Essentially all models of the physical world have hidden causality. The process of finding these hidden causes is frequently called “science.” Science involves proposing new models of the world (hypotheses) that yield different predictions from our old models, then testing to see if those new predictions are correct (experiments). For example, the old model of “vinegar tastes sour, regardless of having eaten a miracle fruit” would get supplanted by “vinegar tastes sour typically, but tastes sweet after having eaten a miracle fruit,” because the second model gave better predictions. Science could then go deeper to understand what the causes were that led vinegar to taste sweet with the miracle fruit, finding previously hidden mechanisms like taste receptors, molecules, etc.
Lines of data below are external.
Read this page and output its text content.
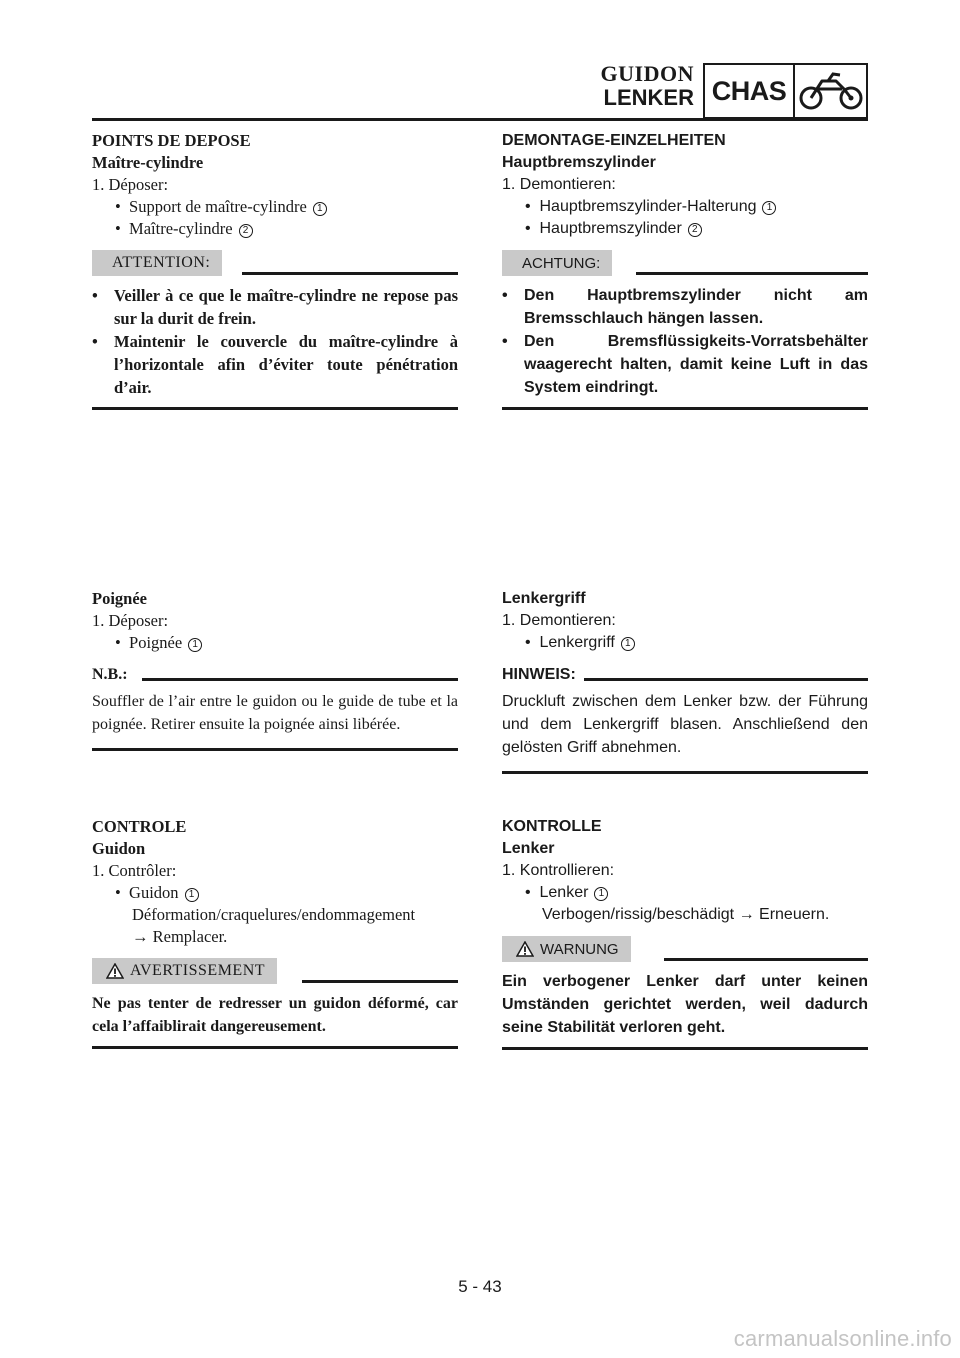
GUIDON
LENKER CHAS
POINTS DE DEPOSE
Maître-cylindre
1. Déposer:
•  Support de maître-cylindre 1
•  Maître-cylindre 2
ATTENTION:
• Veiller à ce que le maître-cylindre ne repose pas sur la durit de frein.
• Maintenir le couvercle du maître-cylindre à l’horizontale afin d’éviter toute pénétration d’air.
Poignée
1. Déposer:
•  Poignée 1
N.B.:
Souffler de l’air entre le guidon ou le guide de tube et la poignée. Retirer ensuite la poignée ainsi libérée.
CONTROLE
Guidon
1. Contrôler:
•  Guidon 1
Déformation/craquelures/endommagement
→ Remplacer.
AVERTISSEMENT
Ne pas tenter de redresser un guidon déformé, car cela l’affaiblirait dangereusement.
DEMONTAGE-EINZELHEITEN
Hauptbremszylinder
1. Demontieren:
•  Hauptbremszylinder-Halterung 1
•  Hauptbremszylinder 2
ACHTUNG:
• Den Hauptbremszylinder nicht am Bremsschlauch hängen lassen.
• Den Bremsflüssigkeits-Vorratsbehälter waagerecht halten, damit keine Luft in das System eindringt.
Lenkergriff
1. Demontieren:
•  Lenkergriff 1
HINWEIS:
Druckluft zwischen dem Lenker bzw. der Führung und dem Lenkergriff blasen. Anschließend den gelösten Griff abnehmen.
KONTROLLE
Lenker
1. Kontrollieren:
•  Lenker 1
Verbogen/rissig/beschädigt → Erneuern.
WARNUNG
Ein verbogener Lenker darf unter keinen Umständen gerichtet werden, weil dadurch seine Stabilität verloren geht.
5 - 43
carmanualsonline.info
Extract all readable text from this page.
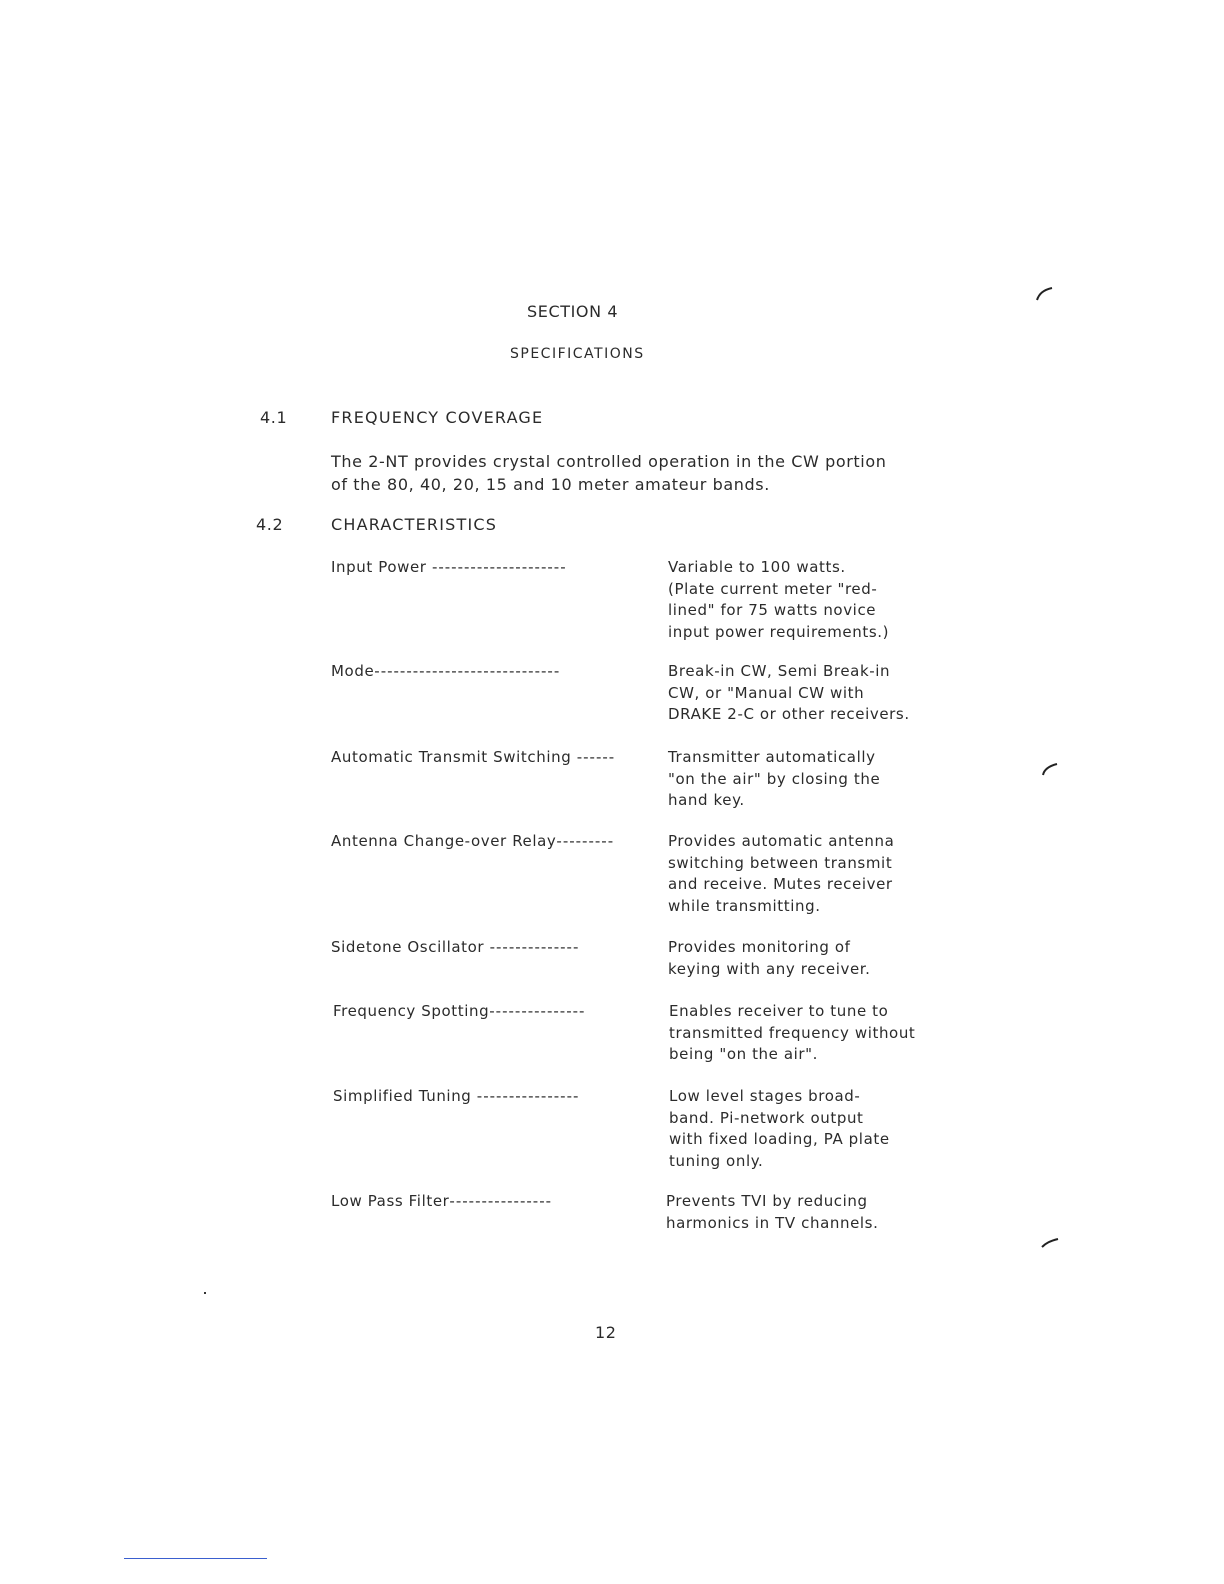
SECTION 4
SPECIFICATIONS
4.1	FREQUENCY COVERAGE
The 2-NT provides crystal controlled operation in the CW portion
of the 80, 40, 20, 15 and 10 meter amateur bands.
4.2	CHARACTERISTICS
Input Power ---------------------	Variable to 100 watts.
(Plate current meter "red-
lined" for 75 watts novice
input power requirements.)
Mode-----------------------------	Break-in CW, Semi Break-in
CW, or "Manual CW with
DRAKE 2-C or other receivers.
Automatic Transmit Switching ------	Transmitter automatically
"on the air" by closing the
hand key.
Antenna Change-over Relay---------	Provides automatic antenna
switching between transmit
and receive. Mutes receiver
while transmitting.
Sidetone Oscillator --------------	Provides monitoring of
keying with any receiver.
Frequency Spotting---------------	Enables receiver to tune to
transmitted frequency without
being "on the air".
Simplified Tuning ----------------	Low level stages broad-
band. Pi-network output
with fixed loading, PA plate
tuning only.
Low Pass Filter----------------	Prevents TVI by reducing
harmonics in TV channels.
12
The same inquiry could be used to understand why vinegar didn’t taste sweet without the miracle fruit! Through the scientific process we can get ever more accurate understandings of the causes in the world, which allow us to create models that give us ever more accurate predictions.
Predictors: Maybe Causes, Maybe Not
Consider two bottles, one labeled “apple juice” and one labeled “vinegar.” You have not eaten a miracle fruit, and none are around. Which bottle’s contents will taste sweet, and which will taste sour? Why? In this case, drinking the bottle labeled “apple juice” will lead you to taste sourness, and drinking the bottle labeled “vinegar” will lead you to taste sweetness. The reason, of course, is the bottle labeled “apple juice” actually contained vinegar, and the bottle labeled “vinegar” actually contained apple juice. You know why changing the labels did not cause a change in taste: bottle labels do not cause taste (unless you eat the label). But even knowing this, you may have used the bottle label to predict the taste. You may have a model that says bottles are labeled “apple juice” and their contents taste sweet due to the same common cause: actually containing apple juice. Seeing a bottle labeled “apple juice” led you to infer that it contained apple juice, and thus that the contents were sweet. You would not have thought that the bottle label caused the taste, but you would have thought it predicted the taste. Thus, the bottle label was a predictor with a predictive relationship with the thing to be predicted. In contrast, “drinking apple juice causes a sensation of sweet taste” considers the apple juice also as a predictor, but it has an explanatory or causal relationship with the thing predicted5.
Predictive relationships can be valuable because they can, of course, lead to correct predictions. These predictions are not guaranteed, however, since other forces can get in the way and break the apparent relationship between a predictor and the predicted thing, as happened with the bottle labels. This most notably happens if we confuse a predictor for a cause and assume that manipulating that predictor ourselves will change the outcome. Making that mistake might lead us to write “apple juice” on a bottle and pour water into it, then wonder why the liquid inside doesn’t taste sweet. Predictors are very useful, but we should not assume they are necessarily causes.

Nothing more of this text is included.